In a way I am sorry to see that there was continuing interest in this post, and points that deserve an answer. I had edited my post slightly before noticing Brian's comment, and I don't believe it was for anything but . But I spelling or grammar, or that anyone edited it for me. I was actually the first to mention that the tests quoted involved 5000 hour immersion and material under bending stress throughout. But I don't believe anyone could call anything I said insulting.

As John Elder said, it was initially hard to say what my position was, since it was one of caution, suggesting that very limited use of well known ammonia-bearing metal polishes was likely to be safe, but nothing strong, untried or original should be used, and that there were more inert alternatives for those who still had doubts.

But the major difference in content between sea water and fingerprints (which don't apply unless you leave fingerprints) is water. If water has washed over them, you are left with pretty much the chemical content of the water. There is also a great difference between ammonia being given off by animal manures, and ammonia the reel may have given off and seen departing in the breeze years before.

The case of cartridge cases in India is well known, and dates from a period when it was not longer atttibutable to fulminate of mercury primers. The Wikipedia article appears to have been written by someone unfamiliar with the technology, as season cracking produced inaccuracy, but not misfiringt. Even they, though, admit the importance of residual stress from manufacturing (work-hardening), and say that the problem was solved by annealing. In the case of brass this means heating and suddenly cooling the metal.

Brass is stressed far more by gunpowder than by hand or fish, and the gas from a high-pressure rupture is extremely destructive. The point is that cartridge cases cannot, for safety reasons, be fully annealed. The neck and body need to be partly annealed, by heating to less than the red that would produce full softness, and the annealing must not extend to place where the body adjoins the solid head at the rear of the case. The change that saved the day was simply in carrying that partial annealing a little further back along the case body. No such stricture applies to most brass reel parts, which can be annealed more and all over.

Did you wonder why the two little cups in the Wikipedia article, reproduced above, should look so unfamiliar? I believe they are percussion caps, which are still made to be slipped onto the steel nipple of a muzzle-loading gun. The size most people use is about 1/8in. outside diameter, with metal of around .003in. thick. They are meant to break open when fired, as unbroken ones are hard to remove. This is achieved by not annealing them, and by deliberately forming longitudinal physical crevices, just like those we see in the Wikipedia objects. What may happen to this under chemical attack, if there is any chemical attack, is world removed from a thick, shallow-drawn object which the manufacturer takes care to make wrinkle-free.

The reason I mentioned a galvanic couple, and I believe for the testers quoted above to do so, although they used plastic washers to reduce its likelihood, is that much equipment used around water is not so insulated. It is legitimate point in arguing that 5000 hours immersed is significantly different from leaving fingerprints. If you leave fingerprints.

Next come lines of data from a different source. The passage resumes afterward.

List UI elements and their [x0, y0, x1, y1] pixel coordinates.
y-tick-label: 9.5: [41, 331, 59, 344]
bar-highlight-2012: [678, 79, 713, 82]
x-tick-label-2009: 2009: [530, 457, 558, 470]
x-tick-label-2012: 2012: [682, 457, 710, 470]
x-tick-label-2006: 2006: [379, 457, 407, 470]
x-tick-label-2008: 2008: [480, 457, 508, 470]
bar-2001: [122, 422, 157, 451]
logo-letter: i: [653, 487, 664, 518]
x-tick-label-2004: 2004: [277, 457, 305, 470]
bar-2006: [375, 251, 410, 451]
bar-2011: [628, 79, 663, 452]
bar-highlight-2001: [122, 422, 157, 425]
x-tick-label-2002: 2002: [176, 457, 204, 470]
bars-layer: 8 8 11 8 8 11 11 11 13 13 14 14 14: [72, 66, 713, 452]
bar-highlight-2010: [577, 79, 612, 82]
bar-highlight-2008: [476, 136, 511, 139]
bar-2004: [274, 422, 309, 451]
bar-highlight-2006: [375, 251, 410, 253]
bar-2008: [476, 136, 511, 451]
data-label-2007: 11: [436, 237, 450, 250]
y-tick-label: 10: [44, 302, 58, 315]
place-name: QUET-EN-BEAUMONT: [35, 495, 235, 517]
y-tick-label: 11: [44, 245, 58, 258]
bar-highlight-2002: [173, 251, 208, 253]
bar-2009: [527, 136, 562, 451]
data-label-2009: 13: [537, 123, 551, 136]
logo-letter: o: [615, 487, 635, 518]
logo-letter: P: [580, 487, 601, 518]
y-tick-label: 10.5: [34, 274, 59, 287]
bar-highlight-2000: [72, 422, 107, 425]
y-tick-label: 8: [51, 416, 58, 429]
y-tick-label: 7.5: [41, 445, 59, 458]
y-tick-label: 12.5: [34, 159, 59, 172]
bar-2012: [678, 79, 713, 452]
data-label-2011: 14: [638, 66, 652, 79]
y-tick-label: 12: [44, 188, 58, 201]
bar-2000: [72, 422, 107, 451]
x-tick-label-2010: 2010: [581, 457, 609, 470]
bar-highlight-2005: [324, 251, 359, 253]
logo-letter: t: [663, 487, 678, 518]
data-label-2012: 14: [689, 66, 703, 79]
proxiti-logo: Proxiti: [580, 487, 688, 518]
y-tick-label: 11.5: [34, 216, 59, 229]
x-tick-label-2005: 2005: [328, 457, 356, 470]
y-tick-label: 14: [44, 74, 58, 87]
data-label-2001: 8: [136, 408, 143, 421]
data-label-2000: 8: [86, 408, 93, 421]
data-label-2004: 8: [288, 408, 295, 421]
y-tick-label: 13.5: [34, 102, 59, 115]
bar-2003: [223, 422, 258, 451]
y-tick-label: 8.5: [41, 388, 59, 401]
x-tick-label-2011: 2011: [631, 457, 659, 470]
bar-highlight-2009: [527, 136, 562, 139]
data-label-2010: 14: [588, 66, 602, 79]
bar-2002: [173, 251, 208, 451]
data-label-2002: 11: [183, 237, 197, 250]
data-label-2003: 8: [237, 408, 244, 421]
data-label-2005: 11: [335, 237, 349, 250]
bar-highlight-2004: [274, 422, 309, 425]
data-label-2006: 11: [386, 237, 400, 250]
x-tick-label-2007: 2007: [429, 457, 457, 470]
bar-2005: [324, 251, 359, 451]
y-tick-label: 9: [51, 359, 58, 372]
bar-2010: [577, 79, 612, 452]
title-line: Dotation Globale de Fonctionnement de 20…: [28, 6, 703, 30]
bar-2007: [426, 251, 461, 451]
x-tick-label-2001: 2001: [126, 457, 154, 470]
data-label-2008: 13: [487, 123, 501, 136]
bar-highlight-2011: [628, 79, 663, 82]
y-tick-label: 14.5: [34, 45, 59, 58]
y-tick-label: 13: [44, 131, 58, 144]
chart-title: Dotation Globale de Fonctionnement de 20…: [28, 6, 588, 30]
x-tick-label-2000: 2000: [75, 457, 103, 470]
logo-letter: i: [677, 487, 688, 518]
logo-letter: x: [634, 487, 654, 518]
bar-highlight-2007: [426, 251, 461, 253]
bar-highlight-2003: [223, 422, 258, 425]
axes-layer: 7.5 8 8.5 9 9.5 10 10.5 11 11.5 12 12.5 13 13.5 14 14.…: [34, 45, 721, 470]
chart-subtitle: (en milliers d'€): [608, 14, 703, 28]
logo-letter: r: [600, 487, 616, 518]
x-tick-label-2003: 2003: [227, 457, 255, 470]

As I said, there are probably few old reels or comparable objects which haven't, at some point, received treatment of the kind we are told will crack your reel - with the implication that this is trouble I will leave for someone else. If I sell my reels. But nobody has produced examples of reels with otherwise inexplicable fractures. There isn't much "will" about this. Wobblyspindle may be very right in thinking waxing to to be advantageous. But I'd stick to the position that occasional use of a product made for fine brasswork is acceptable.